Many aerospace officials consider Defense Secretary Robert Gates’ announcement of an overhaul of export control, to be led by the executive branch, the most significant development in years for what some consider a broken and antiquated system. But a full-fledged revamp has several steps to got to be a full fix, they said. Many in the space industry have said the International Traffic in Arms Regulations (ITAR), which restrict the movements and sales of satellites, caused lower international sales for U.S. satellite and component makers.
It’s “somewhat optimistic” to say 95 percent of the U.S. is served by broadband, said House Communications Subcommittee Chairman Rick Boucher, D-Va. Boucher said at a hearing Wednesday he had “serious concerns about the accuracy of that number” in the National Broadband Plan “and the methodology that was employed in order to derive it.” Ranking Member Cliff Stearns, R-Fla., said the figure may show the U.S. can get ubiquitous broadband without government intervention. FCC Wireline Bureau Chief Sharon Gillett cautioned that availability estimates in the plan may paint a rosier-than-reality portrait of broadband access.
CableCARDs didn’t meet the goal of Congress in Section 629 of the Telecom Act because they failed to create much of a market for consumers to buy devices from retailers that they could use to get pay TV, all five FCC members agreed Wednesday. Some expressed hope that newer gateway devices letting cable, telco-TV and DBS subscribers get online and subscription video using devices other than set-top boxes will gin up the retail market while boosting broadband use. A rulemaking on fixes to CableCARDs and an inquiry on setting standards for gateway devices to be used by all pay-TV providers was approved at Wednesday’s meeting, where Commissioner Meredith Baker voted remotely to approve all six items because of a death in her family. (See obituary in this issue.)

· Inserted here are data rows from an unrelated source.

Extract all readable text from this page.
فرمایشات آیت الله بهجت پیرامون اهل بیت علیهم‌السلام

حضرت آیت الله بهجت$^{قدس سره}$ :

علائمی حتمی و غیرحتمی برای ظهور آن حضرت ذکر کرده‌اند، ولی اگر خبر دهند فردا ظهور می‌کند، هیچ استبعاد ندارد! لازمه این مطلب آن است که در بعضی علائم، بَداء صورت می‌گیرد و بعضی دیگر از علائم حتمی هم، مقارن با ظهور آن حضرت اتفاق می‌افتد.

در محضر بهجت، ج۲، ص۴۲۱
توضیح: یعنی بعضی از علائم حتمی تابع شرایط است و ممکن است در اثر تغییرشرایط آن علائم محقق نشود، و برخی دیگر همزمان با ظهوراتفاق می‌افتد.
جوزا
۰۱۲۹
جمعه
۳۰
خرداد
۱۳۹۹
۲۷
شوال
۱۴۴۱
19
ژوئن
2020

The FCC made a long-expected change to its automatic roaming rules Wednesday, eliminating the home roaming exclusion that had been approved as a surprise feature of the commission’s automatic roaming rules in 2007. The new order creates a presumption in favor of roaming even when a carrier owns a spectrum license in a market but has yet to build out its network there. A commission rulemaking also posed a series of questions on data roaming as recommended in the National Broadband Plan.
A small Ohio cable operator challenged two recent Media Bureau orders that require it to delete out-of-market network programming that comes from nearby TV stations, two applications for review show. Buckeye Cablevision, which operates in Toledo, asked the commission to overturn orders removing two Detroit stations from the significantly viewed list at the separate requests of LIN’s Toledo Fox affiliate WUPW and Disney’s own Toledo ABC station WTVG. The appeals tie the question to the current issue du jour of retransmission consent policy.
Hypercube Telecom was dealt a setback and set itself back in separate actions in California and Texas. Hypercube, a competitive local exchange carrier, is in a long-running dispute with interexchange carrier Level 3 Communications. In California, a utility commission administrative law judge dismissed a Hypercube claim against Level 3. And Hypercube withdrew a complaint against Level 3 in Texas, where utility commission staff had prepared a recommendation that commissioners there dismiss Hypercube’s complaint.
The FCC has put an unrealistic amount of work on its agenda to complete in too short of a time frame following release of the National Broadband Plan, said Larry Darby, former Common Carrier Bureau chief and FCC chief economist, during a New York Law School panel discussion late Monday. Some of the issues the FCC plans to tackle will likely elude easy resolution and Congress may have to step in, Darby warned.